Тогда, подняв руки, он осторожно ощупал ее груди, будто прислушивался к перекличке, а затем и дуэту двух голосов, будто приценивался на будущее к хозяйству. Запрокинул незрячее лицо в белой повязке и прошептал:
– Сравнялись! Они сравнялись…
Эпилог
Гример
– Гаврила Леоныч! Прошу в кресло. Попудрим вашу мордаху, чтоб не блестела…
Мальчик лет восьми вынырнул из-под ее локтя с другой стороны, послушно взобрался в высоковатое кресло, сказал:
– Она все равно будет блестеть в финале.
Все здесь было не очень приспособлено для артистов – как всегда бывает в неспециальных местах: для гримера выделена комнатка в коридоре, которую Людмила мысленно называла «кладовкой»; откуда-то – из сувенирной лавки во дворе монастыря – принесено и поставлено на обветшалый комод зеркало в синей деревянной раме. Что и говорить, условия более чем приблизительные, но уж акустика молитвенного зала аббатства Святой Марии в Эммаусе была такой, что любой певец сразу забывал о неудобствах. Ежегодный музыкальный фестиваль в Абу-Гоше славился этим залом, как и чуткой преданной публикой.
– А красавец-то, красавец! Фрак на заказ шили?
– Ага…
Людмила набрала на кисть матовый грим, стряхнула в коробку, левой рукой чуть приподняла подбородок мальчика и пошла огуливать пушистой кистью его щеки, нос, лоб.

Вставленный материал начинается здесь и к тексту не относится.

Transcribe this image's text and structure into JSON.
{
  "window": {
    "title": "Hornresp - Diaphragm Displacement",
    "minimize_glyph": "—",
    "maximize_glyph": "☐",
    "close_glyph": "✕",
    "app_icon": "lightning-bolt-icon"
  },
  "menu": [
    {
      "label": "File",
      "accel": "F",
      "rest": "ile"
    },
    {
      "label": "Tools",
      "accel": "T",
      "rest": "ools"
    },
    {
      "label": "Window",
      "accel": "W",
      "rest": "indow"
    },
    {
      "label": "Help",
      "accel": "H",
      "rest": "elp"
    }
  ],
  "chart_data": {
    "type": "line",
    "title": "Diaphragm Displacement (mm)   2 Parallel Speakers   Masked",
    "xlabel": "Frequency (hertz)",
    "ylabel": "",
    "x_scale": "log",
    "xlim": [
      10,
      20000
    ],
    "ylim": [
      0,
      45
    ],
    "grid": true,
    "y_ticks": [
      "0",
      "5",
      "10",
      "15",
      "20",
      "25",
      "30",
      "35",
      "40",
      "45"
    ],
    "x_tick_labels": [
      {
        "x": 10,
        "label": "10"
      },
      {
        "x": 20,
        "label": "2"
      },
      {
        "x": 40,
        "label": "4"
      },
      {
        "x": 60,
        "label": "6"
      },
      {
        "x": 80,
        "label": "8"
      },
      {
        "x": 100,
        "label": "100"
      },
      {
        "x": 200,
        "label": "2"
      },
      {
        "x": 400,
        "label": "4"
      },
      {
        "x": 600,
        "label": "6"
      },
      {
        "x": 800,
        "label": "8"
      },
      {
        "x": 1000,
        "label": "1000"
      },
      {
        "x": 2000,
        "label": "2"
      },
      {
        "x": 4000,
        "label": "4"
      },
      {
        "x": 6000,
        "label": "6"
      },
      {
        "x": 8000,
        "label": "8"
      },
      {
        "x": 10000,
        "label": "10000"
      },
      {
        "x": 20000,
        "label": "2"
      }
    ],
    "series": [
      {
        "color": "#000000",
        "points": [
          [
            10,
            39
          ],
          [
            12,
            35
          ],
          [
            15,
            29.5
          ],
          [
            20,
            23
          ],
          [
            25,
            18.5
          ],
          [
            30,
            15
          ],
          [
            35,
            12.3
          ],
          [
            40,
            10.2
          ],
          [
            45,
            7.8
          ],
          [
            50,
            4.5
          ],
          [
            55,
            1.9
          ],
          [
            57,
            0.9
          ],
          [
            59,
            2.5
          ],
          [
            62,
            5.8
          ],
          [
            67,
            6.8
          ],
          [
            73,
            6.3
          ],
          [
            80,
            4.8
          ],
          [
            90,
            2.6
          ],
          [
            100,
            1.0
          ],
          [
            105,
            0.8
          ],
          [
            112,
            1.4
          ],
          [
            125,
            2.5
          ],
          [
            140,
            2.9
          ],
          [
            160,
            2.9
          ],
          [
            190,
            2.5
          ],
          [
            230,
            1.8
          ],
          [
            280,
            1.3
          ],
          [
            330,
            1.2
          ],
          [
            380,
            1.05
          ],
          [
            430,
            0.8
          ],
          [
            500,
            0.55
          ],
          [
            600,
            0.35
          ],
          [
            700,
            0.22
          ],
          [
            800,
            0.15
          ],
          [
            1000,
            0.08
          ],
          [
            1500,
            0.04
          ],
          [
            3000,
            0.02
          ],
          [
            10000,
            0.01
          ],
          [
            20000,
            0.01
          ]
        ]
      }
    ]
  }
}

– С премьерой вас, Гаврила Леоныч! Волнуешься?
– Не-а.
– Как это?! – ахнула она шутливо-возмущенно. – Выступать на равных с таким знаменитым певцом, как твой папаня, и совсем не дрейфить? Не верю! – Она отстранилась, глянула на него в зеркале, подмигнула: – Отец-то гоняет как сидорову козу? Я слышала сегодня в гостинице. С утра голосили оба, аж звон в ушах…
– Да нет, – терпеливо пояснил он. – Это так, распевка.
– Ну да! А чего он кричал: «Не срами Дома Этингера!». Где у вас такой дом?
– Да нет, – совсем смутился мальчик. – Это так, поговорка. – И добавил с материнской интонацией: – Это фигура речи.
Людмила, откровенно любуясь нежным румянцем, присущем всем рыжим людям, не отпускала его подбородка, чуть поворачивая вправо-влево, трогала кистью там и тут, а сама задавала и задавала дурацкие вопросы, на которые он отвечал, как муштровал его дед Илья: «внятно, серьезно и полной фразой».
– Слышь, Гаврик, а ты чё – тоже певцом будешь?
– Ну… – он пожал плечами, – трудно сказать: впереди еще мутация. Папа говорит, буду ли я петь, знают только он и Бог.
Людмила расхохоталась:
– А ты кому из них больше доверяешь?
И мальчик ответил без тени иронии:
– Папе, конечно.
– Па-а-апе! Ну и ты у нас теперь, значит, Блудный сын! – Она опять рассмеялась, но сразу же спохватилась: – Ой, прости, мой зайчик. Я не над тобой, не обращай внимания. Погоди, пудру смахну… Но ты хоть приблизительно знаешь, что это за штука такая – блуд?